Sopris phase (Upper Purgatoire complex)
- Geographical range: Colorado
- Period: Late Ceramic period (Post-Archaic)
- Dates: AD 1000-1250
- Major sites: Trinchera Cave Archeological District
- Preceded by: Archaic

= Sopris phase =

Late Ceramic period hunter-gatherer culture

The Sopris phase (AD 1000-1250) is a Late Ceramic period hunter-gatherer culture of the Upper Purgatoire, also known as the Upper Purgatoire complex. It was first discovered in the southern Colorado, near the present town of Trinidad, Colorado. The Sopris phase appeared to be greatly influenced by Puebloan people, such as the Taos Pueblo and Pecos Pueblo, and through trade in the Upper Rio Grande area.

==Sopris sites==
Two Sopris Plains sites found at the Trinidad reservoir, Leone Bluff (site 5LA1211) and site ID 5LA1416, are located in Las Animas County, Colorado, near Segundo. The Trinidad sites were found in 1962 when Herbert Dick of the Trinidad State Junior College led an archaeological investigation of the Trinidad Reservoir. By 1980, more archaeological studies had been completed of a total of 300 sites. Site 5LA1416 contained evidence of occupation through all three Sopris phases. The architecture may have been influenced by the Plains villagers, Panhandle and Rio Grande cultures. The pottery, though, was decidedly like that of the Puebloans of the Rio Grande area.

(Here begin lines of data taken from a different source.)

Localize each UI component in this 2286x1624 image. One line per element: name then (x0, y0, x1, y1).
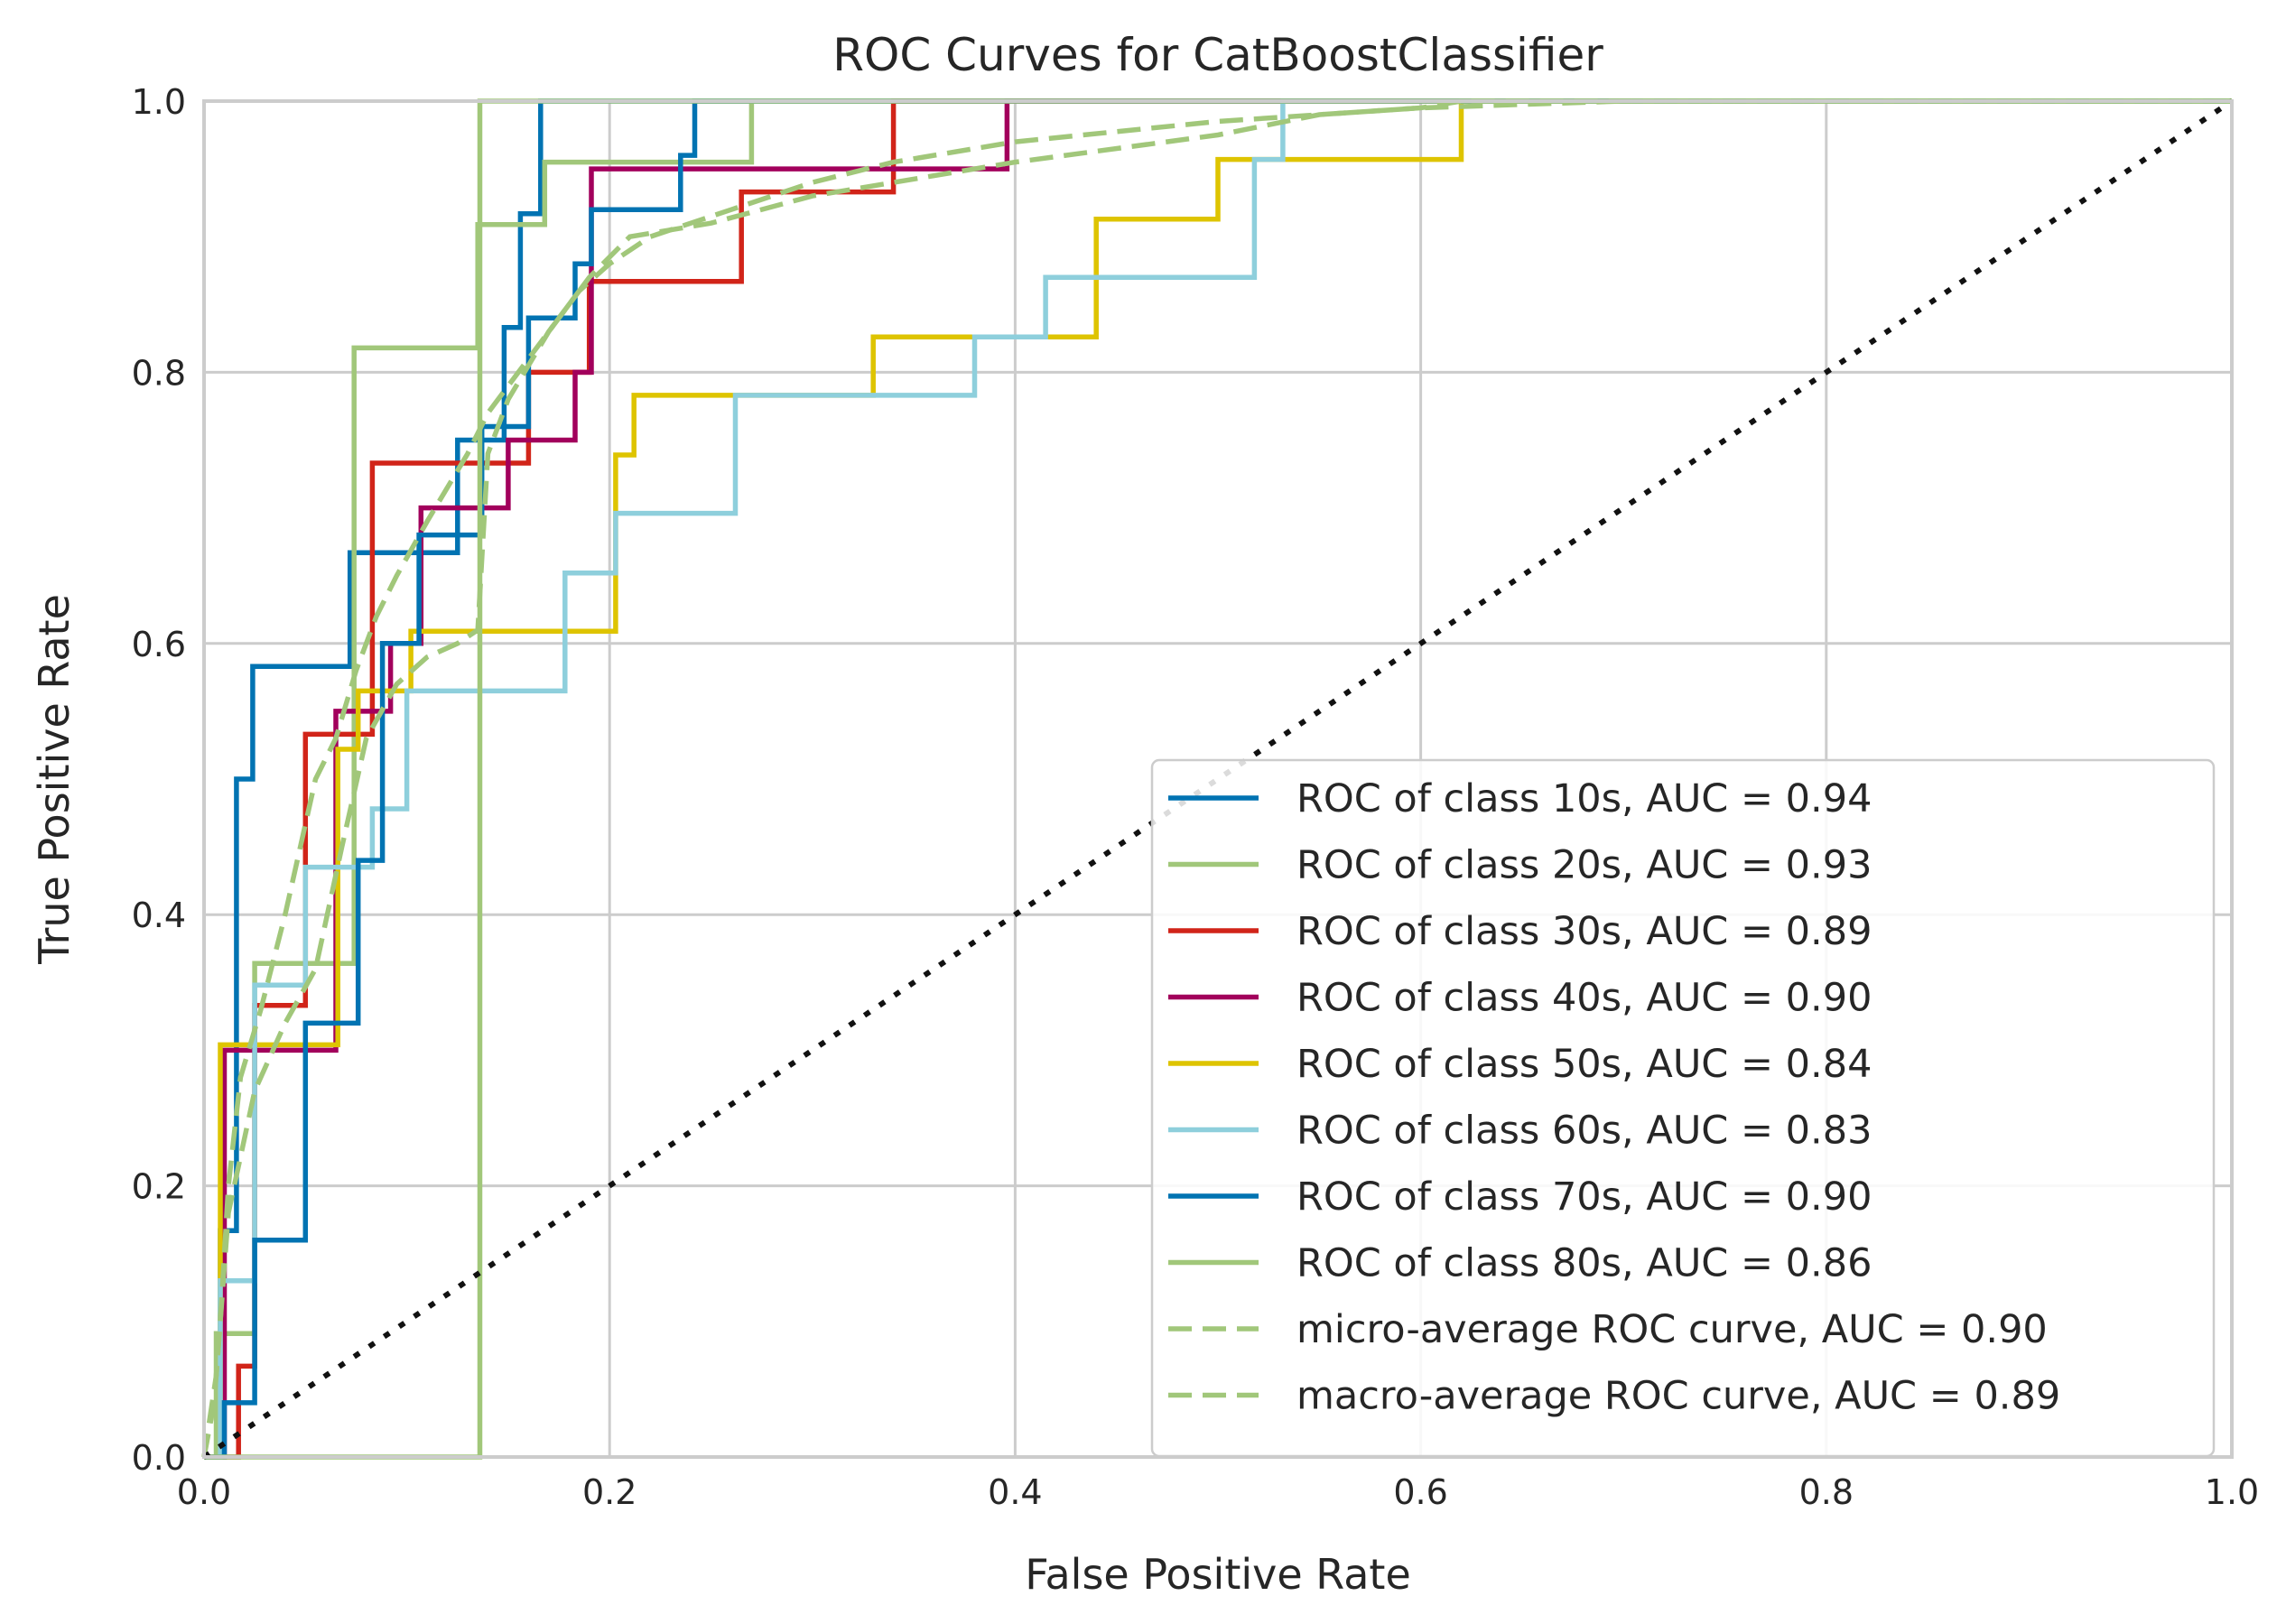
legend-label: ROC of class 60s, AUC = 0.83 (1296, 1109, 1872, 1154)
legend-label: ROC of class 30s, AUC = 0.89 (1296, 909, 1872, 954)
x-tick-label: 0.4 (988, 1472, 1042, 1512)
series-line-6 (204, 98, 2232, 1460)
legend-label: ROC of class 70s, AUC = 0.90 (1296, 1174, 1872, 1220)
x-axis-label: False Positive Rate (1025, 1550, 1411, 1599)
y-tick-label: 1.0 (132, 82, 186, 122)
y-tick-label: 0.4 (132, 896, 186, 935)
y-tick-label: 0.2 (132, 1167, 186, 1207)
x-tick-label: 0.6 (1393, 1472, 1447, 1512)
legend-label: macro-average ROC curve, AUC = 0.89 (1296, 1374, 2060, 1419)
x-tick-label: 0.0 (177, 1472, 231, 1512)
series-line-5 (204, 98, 2232, 1460)
x-tick-label: 0.2 (582, 1472, 637, 1512)
legend-label: ROC of class 10s, AUC = 0.94 (1296, 776, 1872, 821)
legend-label: micro-average ROC curve, AUC = 0.90 (1296, 1307, 2048, 1352)
series-line-8 (201, 98, 2232, 1458)
series-line-0 (204, 98, 2232, 1460)
y-tick-label: 0.6 (132, 625, 186, 664)
x-tick-label: 1.0 (2205, 1472, 2259, 1512)
series-layer (201, 98, 2234, 1460)
chart-title: ROC Curves for CatBoostClassifier (832, 29, 1603, 81)
y-tick-label: 0.0 (132, 1438, 186, 1478)
legend-label: ROC of class 50s, AUC = 0.84 (1296, 1042, 1872, 1087)
series-line-4 (204, 98, 2232, 1460)
y-axis-label: True Positive Rate (30, 594, 79, 965)
legend-label: ROC of class 40s, AUC = 0.90 (1296, 976, 1872, 1021)
x-tick-labels: 0.0 0.2 0.4 0.6 0.8 1.0 (177, 1472, 2259, 1512)
series-line-3 (204, 98, 2232, 1460)
y-tick-label: 0.8 (132, 353, 186, 393)
legend-label: ROC of class 20s, AUC = 0.93 (1296, 843, 1872, 888)
series-line-9 (201, 98, 2232, 1458)
legend-label: ROC of class 80s, AUC = 0.86 (1296, 1241, 1872, 1286)
y-tick-labels: 0.0 0.2 0.4 0.6 0.8 1.0 (132, 82, 186, 1478)
x-tick-label: 0.8 (1799, 1472, 1854, 1512)
legend: ROC of class 10s, AUC = 0.94 ROC of class… (1150, 758, 2216, 1458)
legend-box (1150, 758, 2216, 1458)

The Leone Bluff (site 5LA1211) and site ID 5LA1416 sites had evidence of four dwellings identified as Sopris phase occupations from about A.D. 1150 to 1300. The pottery remnants were used to identify the Sopris phase and three subsequent periods of inhabitation: post-Sopris phase (about A.D. 1300–1450), historic Spanish-American (about A.D. 1670–1890) and historic Apache (about A.D. 1750–1900). Skeletons were found of people of Apachean, or Athabaskan, heritage.

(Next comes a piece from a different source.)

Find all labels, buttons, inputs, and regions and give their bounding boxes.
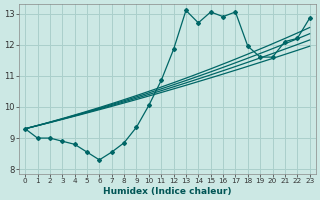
X-axis label: Humidex (Indice chaleur): Humidex (Indice chaleur)	[103, 187, 232, 196]
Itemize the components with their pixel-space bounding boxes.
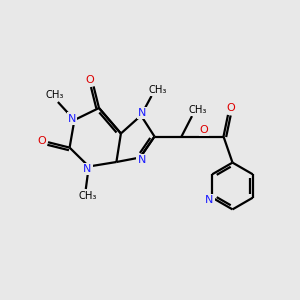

Trinchera Cave Archeological District is also a Sopris phase site.

==Phases==
The architecture, pottery and material goods varied greatly during the Sopris phases.

===Initial===
The initial Sopris phase occurred between 1000 and 1100 A.D. People dwelled in pit-houses, jacal structures and campsites. Pottery found at initial Sopris sites included Taos gray and distinctly different Sopris plain pottery. Corner-notched points are the most popular projectile points used. Basin metates were used during this time.

===Early===
The next period occurred between 1100-1150 A.D. Dwellings were made of adobe or a combination of adobe and jacal construction. Pottery found in early Sopris sites include: Taos gray, Sopris plain pottery, and the appearance of black on white, cordmarked, polished and incised pottery. Material goods included metates, turquoise, beads of stone and shell. Maize was farmed a little during this period.

===Late===
The last period occurred between 1150-1250 A.D. Houses were made of sandstone slab masonry, with rounded corners and posts for support.
There was a predominance of Taos black on white and Taos gray incised pottery during this time. Grooved mauls and slab metates appeared during this period.